Bloch’s first stop in India was the French colony of Pondicherry, where he put his knowledge of Tamil to good use. “His first port of call in India was Tamil Nadu but eventually he settled in Maratha country at Poona with R.G. [Ramakrishna Gopal] Bhandarkar, and a group of philologists gathered around him,” Clémentin-Ojha and Manguin write.
His book titled Caste et dialectes en tamoul (Caste and Tamil Dialects) was published after he returned to Paris. The book illustrates “how sociological and linguistic research could happily go hand in hand,” says the EFEO on its website. In 1914, he published his thesis titled La formation de la langue marathe (The Formation of the Marathi Language), which the EFEO calls “the greatest fruit of his stay in India”. This was turned into a book in 1919 and translated into Marathi in 1941 and English in 1970.
“In his second major work published in 1934, L’indo-aryen, du Veda aux temps modernes (The Indo-Aryan, from the Vedas to Modern Times), he describes the languages of India in direct relation to Sanskrit, and Sanskrit itself, in all its forms and with its Iranian connections,” the EFEO says.
Bloch moved back to Paris in 1937, where he was appointed professor of Sanskrit language and literature at the Collège de France. This was the same position Bloch’s mentor Lévi had held until his death two years earlier.

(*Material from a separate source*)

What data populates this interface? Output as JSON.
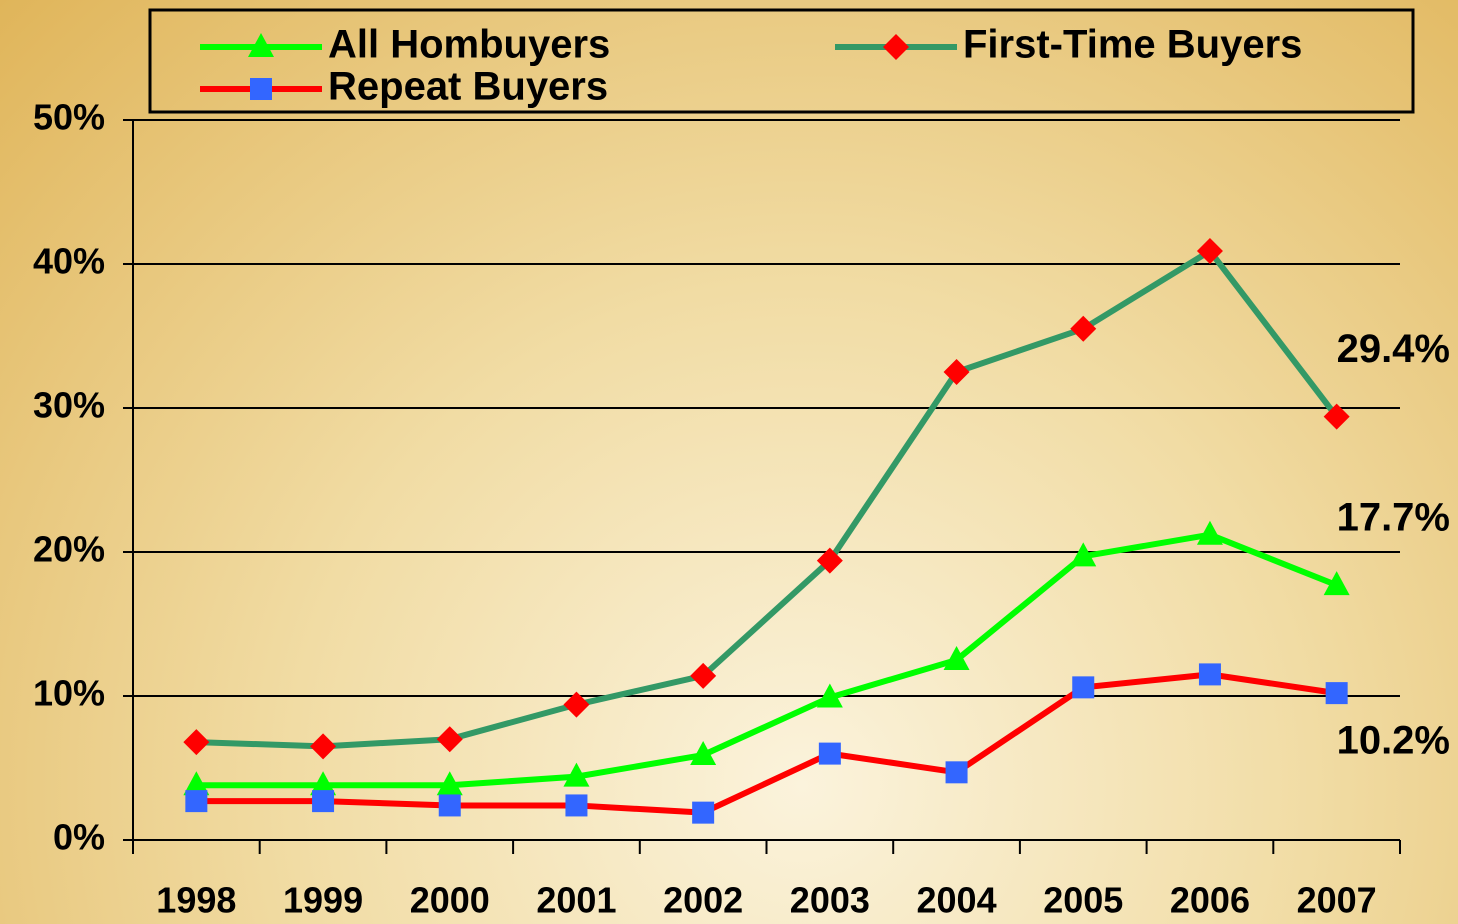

The outbreak of the Second World War and the subsequent German occupation of Paris forced Bloch out of the institution. He returned to the Collège de France and his professorship once the city was liberated in 1944 and stayed on for the next seven years. His most notable work in the post-war years was Structure grammaticale des langues dravidiennes (Grammatical Structure of Dravidian Languages). Published in 1946, the book was translated into English by Ramakrishna Harshe in 1954.

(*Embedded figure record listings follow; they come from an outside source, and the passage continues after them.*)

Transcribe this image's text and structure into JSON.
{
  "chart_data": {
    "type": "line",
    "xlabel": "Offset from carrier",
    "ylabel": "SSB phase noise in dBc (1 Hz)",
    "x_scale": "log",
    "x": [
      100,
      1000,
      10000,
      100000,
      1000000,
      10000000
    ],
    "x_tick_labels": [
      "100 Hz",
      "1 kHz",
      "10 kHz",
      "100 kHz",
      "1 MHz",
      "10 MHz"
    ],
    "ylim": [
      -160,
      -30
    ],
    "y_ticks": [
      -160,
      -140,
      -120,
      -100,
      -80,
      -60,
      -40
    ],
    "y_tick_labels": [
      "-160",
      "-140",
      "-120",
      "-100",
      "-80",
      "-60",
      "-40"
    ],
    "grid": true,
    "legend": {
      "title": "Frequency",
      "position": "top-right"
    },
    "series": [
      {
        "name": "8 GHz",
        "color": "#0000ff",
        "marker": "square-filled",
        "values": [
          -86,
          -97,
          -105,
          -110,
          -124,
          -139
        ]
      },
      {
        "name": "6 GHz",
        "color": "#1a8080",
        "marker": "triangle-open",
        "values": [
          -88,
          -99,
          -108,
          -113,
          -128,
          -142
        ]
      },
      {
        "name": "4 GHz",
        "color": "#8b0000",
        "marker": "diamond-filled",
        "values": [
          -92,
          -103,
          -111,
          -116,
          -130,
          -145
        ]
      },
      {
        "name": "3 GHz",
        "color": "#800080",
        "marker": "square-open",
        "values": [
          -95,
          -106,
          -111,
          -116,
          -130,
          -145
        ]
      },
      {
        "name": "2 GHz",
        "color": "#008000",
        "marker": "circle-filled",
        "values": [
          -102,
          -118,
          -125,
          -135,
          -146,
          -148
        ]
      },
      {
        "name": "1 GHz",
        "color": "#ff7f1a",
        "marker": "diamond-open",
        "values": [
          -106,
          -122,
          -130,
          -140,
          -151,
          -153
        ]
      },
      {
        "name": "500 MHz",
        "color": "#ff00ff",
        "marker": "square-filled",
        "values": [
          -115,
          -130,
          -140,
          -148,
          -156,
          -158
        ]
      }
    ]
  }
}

The EFEO, encouraged by Jawaharlal Nehru, finally set up its first centre in India in Pondicherry in 1955. By this time, thanks to the efforts of Indologists like Lévi, Coedès and Bloch, India studies had become well established in France.
“The aspiration was simply to set up a great French research centre in India that would be comparable to that of the Mecca of Orientalism, the Asiatic Society of Calcutta,” Clémentin-Ojha and Manguin write. “Unlike the British, for lack of any dedicated base in India, French Indologists had great difficulty carrying out long-term studies in their chosen country. They had to work principally outside the frontier of the subcontinent. Some studied the effects of the expansion of Buddhism or Brahminisim in Southeast Asia or ‘Further India’ as the regions which had undergone Indian influence were then known.”
Although India, after attaining independence in 1947 from Britain, pushed France to leave its colonies in the country, the French scholarship in further establishing the ancient links between India and South East Asia was appreciated. Indian diplomat and historian KM Panikkar, for instance, praised the work of the EFEO while serving as India’s first ambassador to China: “Whatever its lack of success in other domains, France in the Orient stands out for its sympathetic understanding in the cultural domain.” Panikkar added that the EFEO had earned the “gratitude of the peoples of Asia for the magnificent work of its scholars in the restoration and conservation of monuments, the collection, publication and interpretation of inscriptions and other related activities”.
The opening of the centre in Pondicherry led to an increase in French scholarship of India, cementing France’s place as one of the leaders in Indology.